In giving the Award to the MET and NACSO for the Namibia Communal Conservancy Movement, the CIC noted that the introduction of communal conservancies in Namibia, and their growth, had “initiated a paradigm shift in community attitudes towards wildlife.” In the 1980’s wildlife populations were threatened with local extinction. A severe drought exacerbated a decline in numbers caused by rampant poaching – both by the South African armed forces occupying Namibia, and by locals who saw little value in wildlife that ate their crops and livestock.
Now, in contrast, wildlife is seen as a growing asset by rural communities. Communal conservancies derive a direct income from trophy hunting, with 42 concessions run by professional hunters, and they sell excess game to commercial farms. In addition, meat from hunting is distributed to conservancy members. It is important to understand hunting in the context of conservation. Conservancies and the MET work closely together to monitor wildlife numbers, which have been increasing since the CBNRM policy began – thus ensuring viable and sustainable harvests of game.
A cornerstone of conservancy management is the employment of game guards. A typical conservancy will have six or more guards who routinely patrol conservancy areas and keep in contact with local farmers. Everybody knows who is who, and strangers looking for poaching opportunities are quickly spotted.

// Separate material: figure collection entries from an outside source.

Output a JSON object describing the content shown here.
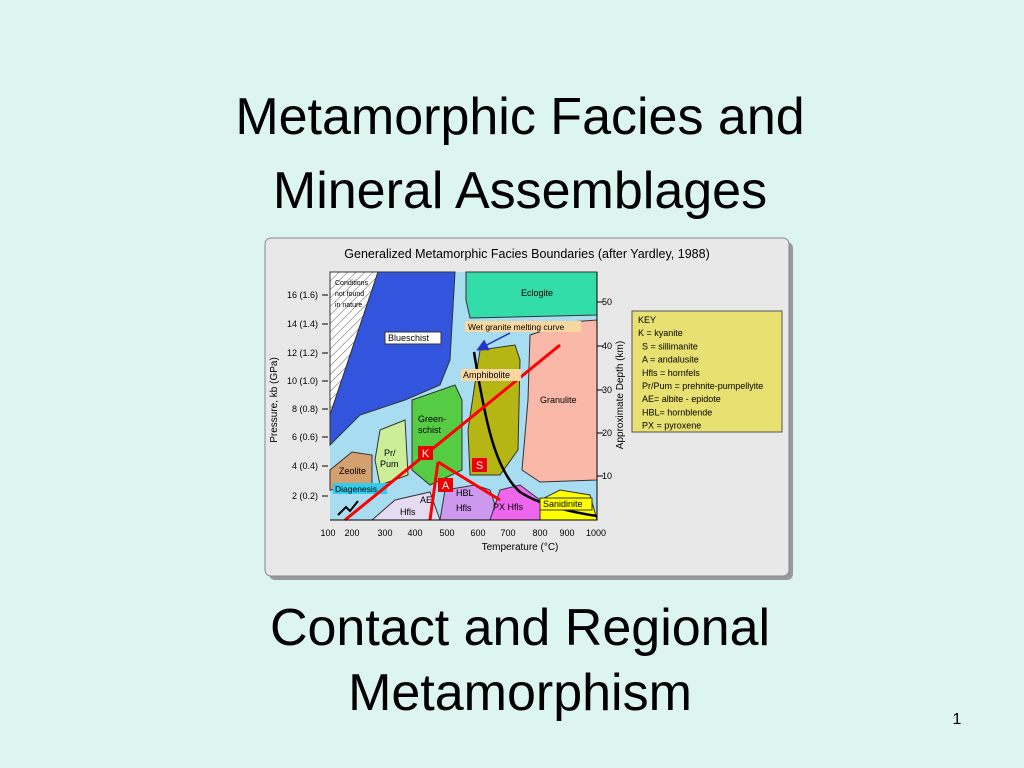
{
  "slide": {
    "title": [
      "Metamorphic Facies and",
      "Mineral Assemblages"
    ],
    "subtitle": [
      "Contact and Regional",
      "Metamorphism"
    ],
    "page_number": "1"
  },
  "figure": {
    "title": "Generalized Metamorphic Facies Boundaries (after Yardley, 1988)",
    "y_axis": {
      "label": "Pressure, kb (GPa)",
      "ticks": [
        "16 (1.6)",
        "14 (1.4)",
        "12 (1.2)",
        "10 (1.0)",
        "8 (0.8)",
        "6 (0.6)",
        "4 (0.4)",
        "2 (0.2)"
      ]
    },
    "x_axis": {
      "label": "Temperature (°C)",
      "ticks": [
        "100",
        "200",
        "300",
        "400",
        "500",
        "600",
        "700",
        "800",
        "900",
        "1000"
      ]
    },
    "depth_axis": {
      "label": "Approximate Depth (km)",
      "ticks": [
        "50",
        "40",
        "30",
        "20",
        "10"
      ]
    },
    "region_labels": [
      "Conditions",
      "not found",
      "in nature",
      "Eclogite",
      "Blueschist",
      "Wet granite melting curve",
      "Amphibolite",
      "Granulite",
      "Green-",
      "schist",
      "Pr/",
      "Pum",
      "Zeolite",
      "Diagenesis",
      "AE",
      "Hfls",
      "HBL",
      "Hfls",
      "PX Hfls",
      "Sanidinite"
    ],
    "minerals": [
      "K",
      "S",
      "A"
    ],
    "key": [
      "KEY",
      "K = kyanite",
      "S = sillimanite",
      "A = andalusite",
      "Hfls = hornfels",
      "Pr/Pum = prehnite-pumpellyite",
      "AE= albite - epidote",
      "HBL= hornblende",
      "PX = pyroxene"
    ]
  }
}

With increasing wildlife numbers there are more opportunities for tourism. Conservancies make joint venture agreement with tour operators, who invest capital in lodges and campsites. The result is more income to conservancies and greater job opportunities.
It’s a concept that was exemplified in Pakistan, where the name ‘Markhor” comes from a mountain goat species. Once threatened with extinction, the population has multiplied 25 times in recent years because of benefits derived from the sustainable use of the species. It’s a paradox that awards like the Markhor help the public to understand that benefits from the hunting of wildlife have improved the lives of community members by placing a value on wildlife, which local people now want to conserve.
The work of the MET and NACSO in supporting the Namibian communal conservancy movement has led to a widespread and sustained growth of wildlife populations in Namibia, where communal conservancies have grown from four, in 1998, to 76 in 2012.
In Namibia, communal conservancies are required by the MET to have a sustainable game management plan based upon annual game counts.
The north-west count, taking in the vast expanses of Kunene Region, is the largest road based game count in the world. In Caprivi Region, which is a mosaic of forests, floodplain, and riverine areas, the game count is done on foot, with over 800 kilometers walked in a few weeks. By spotting wildlife from the same paths and tracks, at the same time every year, reasonably accurate estimates of wildlife numbers can be drawn up.
Under sustainable use management, wildlife numbers have steadily increased. In the north-west, for example, Hartmann’s Mountain Zebra numbers have grown from an estimated 1,000 in 1982 to around 27,000 today, and the population of the desert-adapted elephant has grown from about 150 to 750 in the same period. Lions in Kunene have expanded in range and number, and Namibia is the only country in Africa with an increasing giraffe population.
Minister Nandi Ndaitwah and Maxi Louis will be able to point to these successes when they receive the prize in India, on behalf of the communal conservancy program. Both ladies would, no doubt, place the credit elsewhere – and it is indeed a grass roots Namibian story of rural Namibians exercising good governance and control over wildlife, improving their livelihoods and benefitting biodiversity.